Thursday, Nov. 08, 2007
Business Books
By Tiffany Sharples
The Healthcare Fix: Universal Insurance for All Americans
By Laurence Kotlikoff
MIT Press; 98 pages
When the first baby boomer filed for Social Security in mid-October, chills must have coursed along Laurence Kotlikoff's spine. For years the Boston University economist, among others, has been warning of our pending financial crisis--the burden of Social Security and health care for our largest generation on the shoulders of a diminishing proportion of workers. "We're creating our own fiscal catastrophe," Kotlikoff said in 2004. At the same time, businesses have been desperate to contain rising health-care premiums. Three years later, Kotlikoff is still determinedly on message--and offers his own radical cure for the problem.
With the earnest tone of a teacher aching for his students to understand, Kotlikoff creates a stark picture of our looming financial straits. The "fiscal gap," or difference between what social programs cost and the money the government is bringing in to pay for them, is now about $230,000 per citizen.
Kotlikoff's most interesting discussion is that there's no point debating the merits of socialized medicine, the one-payer system used in the U.K. It's already here, he says. It's just hugely inefficient, exemplified by many of the 47 million uninsured turning to emergency rooms for care. The other piece of it, Medicare and Medicaid, is going broke as the ratio of retirees to wage earners rises dramatically with the aging of 77 million baby boomers.

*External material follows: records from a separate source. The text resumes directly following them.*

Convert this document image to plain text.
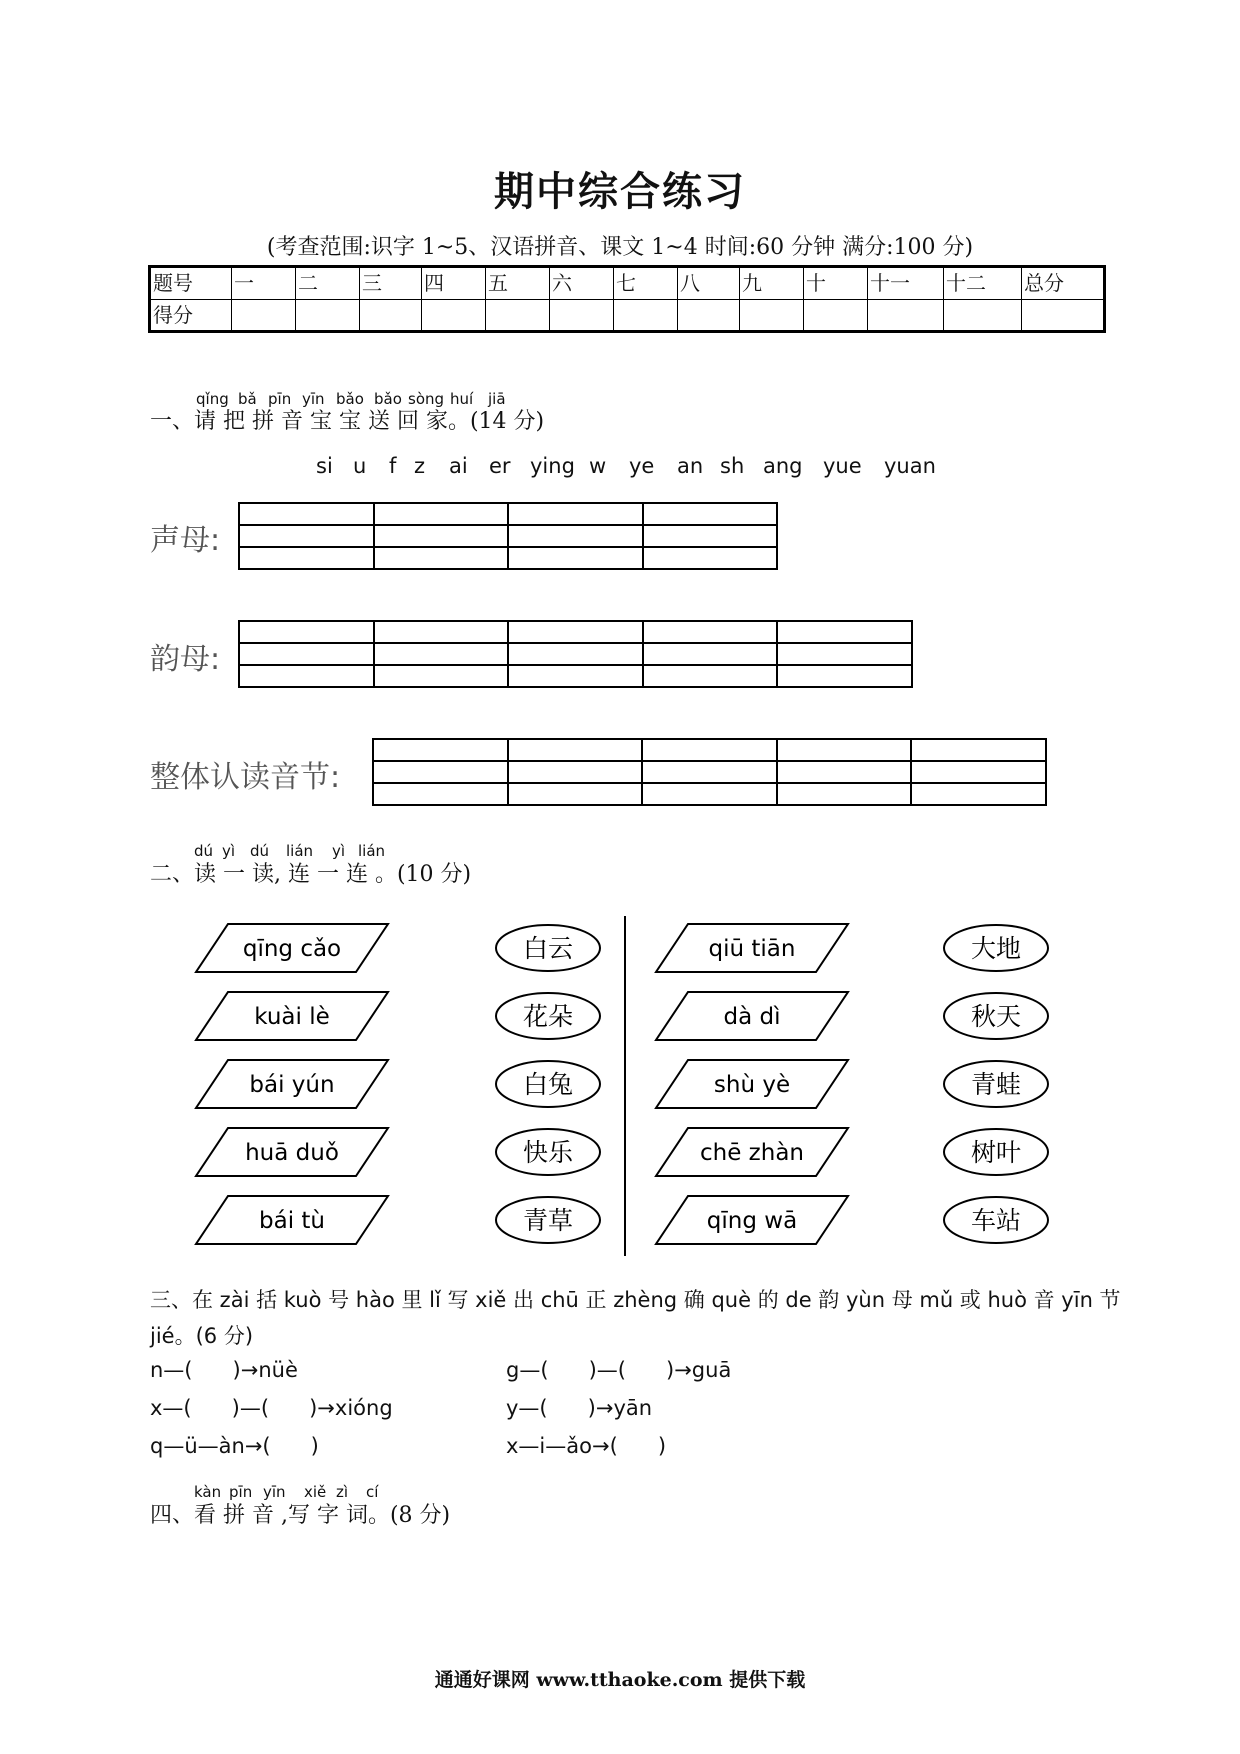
期中综合练习
(考查范围:识字 1~5、汉语拼音、课文 1~4 时间:60 分钟 满分:100 分)
题号	一	二	三	四	五	六	七	八	九	十	十一	十二	总分
得分													
qǐng bǎ pīn yīn bǎo bǎo sòng huí jiā
一、请 把 拼 音 宝 宝 送 回 家。(14 分)
si u f z ai er ying w ye an sh ang yue yuan
声母:

韵母:

整体认读音节:

dú yì dú lián yì lián
二、读 一 读, 连 一 连 。(10 分)
qīng cǎo
kuài lè
bái yún
huā duǒ
bái tù
白云
花朵
白兔
快乐
青草
qiū tiān
dà dì
shù yè
chē zhàn
qīng wā
大地
秋天
青蛙
树叶
车站
三、在 zài 括 kuò 号 hào 里 lǐ 写 xiě 出 chū 正 zhèng 确 què 的 de 韵 yùn 母 mǔ 或 huò 音 yīn 节
jié。(6 分)
n—(      )→nüè	g—(      )—(      )→guā
x—(      )—(      )→xióng	y—(      )→yān
q—ü—àn→(      )	x—i—ǎo→(      )
kàn pīn yīn xiě zì cí
四、看 拼 音 ,写 字 词。(8 分)
通通好课网 www.tthaoke.com 提供下载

But we know that. In what feels like a breathless crescendo, he launches his health-care manifesto. He suggests eliminating Medicare and Medicaid and using those funds to provide health-insurance vouchers for all. In his model, the more precarious your health, the larger the voucher, which you could use to purchase plans from private insurance providers.
Kotlikoff acknowledges his detractors, who argue that his plan for a complete overhaul, although market-based, is politically nonviable. Unlike the plans in Massachusetts and California that are buttressed by existing programs, his wouldn't be the sort of incremental change Americans have come to expect.
Yet perhaps that is Kotlikoff's crucial point and one that our presidential candidates should bear in mind. If our health-care woes are reaching critical mass, perhaps drastic measures are the only way to effect real change.
Valley Boy: The Education of Tom Perkins
By Tom Perkins
Gotham Books; 289 pages
Self-effacing is rarely a term used to describe wildly successful venture capitalists. Yet in Tom Perkins' memoir, the Silicon Valley legend--hardly short of ego--manages that trick, revealing himself in all his "nerdy" glory and lifting the veil on the very good life. He sews dry humor through tales of yachting triumphs, road rallies in expensive cars, tech start-ups and the boardroom coup he instigated at Hewlett Packard. Looking back without rancor or remorse, he has a knack for storytelling that makes him feel like a buddy who never fails to laugh at himself.
Think Big and Kick Ass
By Donald Trump and Bill Zanker
Collins; 384 pages
With the grace of a Ginsu-knife salesman, Donald Trump mixes advice--"Go with your gut" and "When somebody screws you, screw them back in spades"--with self-aggrandizing outbursts, like declaring that his dealmaking is so superb he "could negotiate peace in the Middle East." He is echoed only somewhat less obnoxiously by his co-writer, Bill Zanker. Thankfully, Trump stops short of listing the powerful women he claims to have slept with. "If I did, this book would sell 10 million copies," he says, adding smugly, "maybe it will anyway." Unfortunately, he's probably right.